“Mont.” I put a finger up to his lips. “I’d really like to spend the night. And I’d really like you to squish yourself up against me right now as we fit on this twin-sized camping pad and tiny sleeping bag and watch the not-real-sky do its sky thing.”
Twin-sized things are a great idea because if this were any bigger, we wouldn’t have to be so close. I like the closeness, and I like the way Mont squishes up against me and wraps a strong arm around me. I like the way he smells, all manly and literally oozing sexiness.
We’re silent for a while, watching the stars, but they don’t change or shift. A few minutes in, Mont sighs. “What I was saying before…like, a while ago…I’ve been thinking about that. In my world, it’s wrong not to have a plan. People do things at prescribed times. Not to the year or the date, but it’s expected that one finds one’s stride, keeps that growth and momentum going, finds a partner to share it with, and then passes it down to the next generation.”
“Babies…” Are we having the baby conversation already? If this is hypothetical, then I’m good. But if it’s about heirs and whether I can make one anytime soon, then I’m going to panic.
Mont senses my tension, and his body becomes less languid beside me. “Do you want children?”
I become less languid, too. “I think so. That’s the thing about being a woman. People give you that question all the time, and the older you get, the more imperative it becomes. I know it’s because society still has this burning biological clock notion, but it’s obnoxious.”

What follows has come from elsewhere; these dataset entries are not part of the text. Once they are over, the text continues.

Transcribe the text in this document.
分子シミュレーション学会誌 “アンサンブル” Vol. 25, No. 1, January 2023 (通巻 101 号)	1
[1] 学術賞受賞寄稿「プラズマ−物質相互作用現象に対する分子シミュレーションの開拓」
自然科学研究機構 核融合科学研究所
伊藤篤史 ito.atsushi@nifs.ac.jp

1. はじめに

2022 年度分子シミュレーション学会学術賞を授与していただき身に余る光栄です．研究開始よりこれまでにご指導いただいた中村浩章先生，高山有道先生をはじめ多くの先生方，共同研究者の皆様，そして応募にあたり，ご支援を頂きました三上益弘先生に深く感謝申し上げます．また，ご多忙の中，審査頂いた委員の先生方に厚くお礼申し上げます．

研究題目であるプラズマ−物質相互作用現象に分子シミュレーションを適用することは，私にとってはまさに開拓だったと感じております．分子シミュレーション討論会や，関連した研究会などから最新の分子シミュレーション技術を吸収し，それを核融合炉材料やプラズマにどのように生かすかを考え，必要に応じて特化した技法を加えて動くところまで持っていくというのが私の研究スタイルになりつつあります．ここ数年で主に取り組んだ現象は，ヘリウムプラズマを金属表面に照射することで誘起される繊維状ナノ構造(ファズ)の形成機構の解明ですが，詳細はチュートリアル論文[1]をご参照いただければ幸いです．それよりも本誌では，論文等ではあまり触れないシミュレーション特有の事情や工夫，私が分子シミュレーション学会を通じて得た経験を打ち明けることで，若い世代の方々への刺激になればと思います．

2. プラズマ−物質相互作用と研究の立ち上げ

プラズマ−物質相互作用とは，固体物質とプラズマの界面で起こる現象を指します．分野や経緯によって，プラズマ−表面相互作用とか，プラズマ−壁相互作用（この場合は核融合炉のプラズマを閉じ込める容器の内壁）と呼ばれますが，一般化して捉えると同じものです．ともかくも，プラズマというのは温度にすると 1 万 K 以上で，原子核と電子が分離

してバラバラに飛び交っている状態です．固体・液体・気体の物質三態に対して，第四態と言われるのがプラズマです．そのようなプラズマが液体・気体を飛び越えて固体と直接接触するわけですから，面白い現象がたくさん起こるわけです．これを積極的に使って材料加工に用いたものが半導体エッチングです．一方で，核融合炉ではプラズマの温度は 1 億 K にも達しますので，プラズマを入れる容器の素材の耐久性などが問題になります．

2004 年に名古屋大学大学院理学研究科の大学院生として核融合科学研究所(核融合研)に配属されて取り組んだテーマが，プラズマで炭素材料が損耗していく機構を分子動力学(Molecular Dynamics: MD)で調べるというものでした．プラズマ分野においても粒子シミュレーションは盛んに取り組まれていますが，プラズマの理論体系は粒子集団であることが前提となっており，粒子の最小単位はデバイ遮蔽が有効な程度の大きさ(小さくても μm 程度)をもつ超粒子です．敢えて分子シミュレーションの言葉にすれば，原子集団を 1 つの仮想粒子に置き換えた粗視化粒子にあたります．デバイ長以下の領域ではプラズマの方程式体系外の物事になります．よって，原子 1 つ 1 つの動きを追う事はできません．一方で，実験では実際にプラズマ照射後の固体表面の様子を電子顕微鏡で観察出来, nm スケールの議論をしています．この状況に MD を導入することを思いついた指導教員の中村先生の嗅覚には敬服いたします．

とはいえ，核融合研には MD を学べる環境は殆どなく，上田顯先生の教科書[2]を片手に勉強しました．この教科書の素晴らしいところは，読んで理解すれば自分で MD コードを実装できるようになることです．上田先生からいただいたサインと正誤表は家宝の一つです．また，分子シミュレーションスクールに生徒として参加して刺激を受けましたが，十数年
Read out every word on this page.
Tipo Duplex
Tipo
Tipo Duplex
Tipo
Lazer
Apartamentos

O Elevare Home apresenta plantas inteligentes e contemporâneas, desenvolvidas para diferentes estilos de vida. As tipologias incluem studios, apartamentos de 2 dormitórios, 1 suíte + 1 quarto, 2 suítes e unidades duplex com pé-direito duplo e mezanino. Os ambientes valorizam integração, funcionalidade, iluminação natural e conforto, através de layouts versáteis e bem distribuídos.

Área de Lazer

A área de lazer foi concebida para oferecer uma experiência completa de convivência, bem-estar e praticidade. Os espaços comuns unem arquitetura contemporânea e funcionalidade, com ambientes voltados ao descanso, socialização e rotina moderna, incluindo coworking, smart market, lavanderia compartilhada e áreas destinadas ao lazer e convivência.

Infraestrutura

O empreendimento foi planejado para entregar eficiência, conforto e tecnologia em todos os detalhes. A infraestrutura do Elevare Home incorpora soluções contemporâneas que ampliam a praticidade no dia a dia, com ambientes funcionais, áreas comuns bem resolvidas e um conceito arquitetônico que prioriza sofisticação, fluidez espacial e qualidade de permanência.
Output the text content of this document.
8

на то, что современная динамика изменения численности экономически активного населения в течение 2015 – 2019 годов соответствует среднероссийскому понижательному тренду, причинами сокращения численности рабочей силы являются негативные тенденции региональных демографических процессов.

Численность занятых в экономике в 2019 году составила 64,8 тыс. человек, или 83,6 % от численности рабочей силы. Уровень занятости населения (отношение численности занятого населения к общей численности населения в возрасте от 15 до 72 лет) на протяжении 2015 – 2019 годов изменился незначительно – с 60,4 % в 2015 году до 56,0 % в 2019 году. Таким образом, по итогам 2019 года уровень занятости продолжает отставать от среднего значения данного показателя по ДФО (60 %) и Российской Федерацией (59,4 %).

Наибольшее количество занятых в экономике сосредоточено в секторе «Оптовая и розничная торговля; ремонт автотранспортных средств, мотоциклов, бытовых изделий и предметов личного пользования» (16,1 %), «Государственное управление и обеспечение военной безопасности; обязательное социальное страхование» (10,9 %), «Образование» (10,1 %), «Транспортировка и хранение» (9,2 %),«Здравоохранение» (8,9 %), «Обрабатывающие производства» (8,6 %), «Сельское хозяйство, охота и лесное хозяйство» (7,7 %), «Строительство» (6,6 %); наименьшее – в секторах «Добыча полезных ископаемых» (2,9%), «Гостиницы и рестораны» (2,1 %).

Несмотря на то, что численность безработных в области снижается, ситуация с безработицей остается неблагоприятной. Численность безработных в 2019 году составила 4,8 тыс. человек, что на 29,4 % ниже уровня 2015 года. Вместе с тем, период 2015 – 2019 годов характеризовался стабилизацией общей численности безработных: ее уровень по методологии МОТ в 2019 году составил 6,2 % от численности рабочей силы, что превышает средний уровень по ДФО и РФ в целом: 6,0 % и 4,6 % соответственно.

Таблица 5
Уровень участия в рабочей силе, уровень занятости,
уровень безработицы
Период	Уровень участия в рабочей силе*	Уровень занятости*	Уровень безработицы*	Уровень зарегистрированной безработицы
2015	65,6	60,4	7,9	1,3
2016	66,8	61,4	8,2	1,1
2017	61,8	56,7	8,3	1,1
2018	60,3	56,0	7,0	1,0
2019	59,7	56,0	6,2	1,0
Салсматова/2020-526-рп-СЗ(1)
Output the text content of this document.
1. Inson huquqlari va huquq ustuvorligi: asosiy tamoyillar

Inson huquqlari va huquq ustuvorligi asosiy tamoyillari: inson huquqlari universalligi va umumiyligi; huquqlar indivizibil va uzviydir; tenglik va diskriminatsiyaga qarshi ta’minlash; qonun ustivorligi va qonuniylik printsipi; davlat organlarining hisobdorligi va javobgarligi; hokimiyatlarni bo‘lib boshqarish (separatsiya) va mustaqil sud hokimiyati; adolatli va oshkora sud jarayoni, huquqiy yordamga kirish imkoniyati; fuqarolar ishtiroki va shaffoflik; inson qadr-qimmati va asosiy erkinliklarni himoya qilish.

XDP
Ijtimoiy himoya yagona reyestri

“I’m sorry. I didn’t mean to—”
“Add obnoxious gas to the obnoxious fire? I know. You’re good. I could ask you the same thing. Do you want kids? And I’m sure you’ll give me the same answer I did. That you do want them, but you don’t know when.”
“You’re right,” he says.
I shift so I can see his face, framed by the stars and the big wood beams above. He’s so serious but more lost in thought. “I’m glad there’s a pushback on it, but it’s still there. All the heavy expectations. It’s not that you can’t live and have a family or do the things you want to do after you have a kid. I’m not one of those people who believe that responsibilities ruin your life or that kids become this millstone around your neck, dragging you to the bottom of the fun pond. Sure, I do think some things are easier, and some things should probably be done before. I’m just not sure I subscribe to the right way and the wrong way and the timelines because those feel like millstones. I’m glad the world is shifting ideology when it comes to working yourself to death, too. There shouldn’t be such a thing as work-life balance. I don’t think the scales should ever be even or equal when it comes to working and living. You should always be living first.”
“But that’s an ideal….” It sounds like a question, and he’s watching me with an intense amount of focus now.
“It’s very idealistic. It’s on the list of working your ass off toward making it a reality. That’s just me, and I know not everyone has that or can live like that,” I say.
“And marriage? Is that an ideal as well?” he asks.
“I don’t want to think it is, but I like it to be in the distant future behind a long list of things I’d like to do first.”
“I feel the same way. I don’t like to think that all life is just working toward that push to those end goals. I’d like to enjoy life along the way and for my partner to feel the same. I’d like more crab dates with you, more sass and sunshine in my life, and more pudding greatness. One day, and it’s a distant one day, when we’re both ready, I’d like you to meet my parents, and I’d like to meet yours too. No charade and no pressure.”
I chuckle at the no-pressure part. Meeting the parents is always pressure. But, also, meeting his mom again? “Would your poor mom even believe we’re dating? I texted Gen and told her we’re dating for real, but it was over text, so I didn’t get to hear her burst of wild laughter at the absurdity of it.”
“At least it’s a funny meet-cute,” he says with a chuckle.
“Meet-cute. Who came up with that anyway?”
“Who comes up with anything trendy now?”
“I don’t know, but I hate it. I wish I could throw my phone in the toilet half the time. That’s pretty much where it belongs, anyway,” I grumble.
“We should get offline then. Just for a few days. Get away from everything everyone wants us to be and do.”
“Are you asking me to come away with you, you sexy beast?” I tease.
He grins and shifts up onto his elbow. I love the angle at which he’s looking down at me because the faux starlight creates the most beautiful shadows with his eyelashes on his cheeks. “Would you like me to ask you to come away with me?”
“Maybe.”
“Do you think I’m a beast or just sexy or both? That sounds like another ideal I’m going to have a hard time living up to.” Hetraces a pattern along my bottom lip. Slowly, sensually. And it makes me want to pant and growl like I’m the beast.
“If only you knew how my whole body sings whenever you’re around. My chemistry likes your chemistry, and there’s already a full lab going on. You don’t have to do anything to live up to it. It’s already a thing. The best beast thing.”
“The best beast thing. I like that.” He takes my nipple—the one that is positively perfectly healed—into his mouth again. It really likes this man’s mouth. In fact, it wants to live in this man’s mouth.
The rest of me wants to live inside him, too.
And that’s before he does the thing with his tongue. All. Over. My. Body.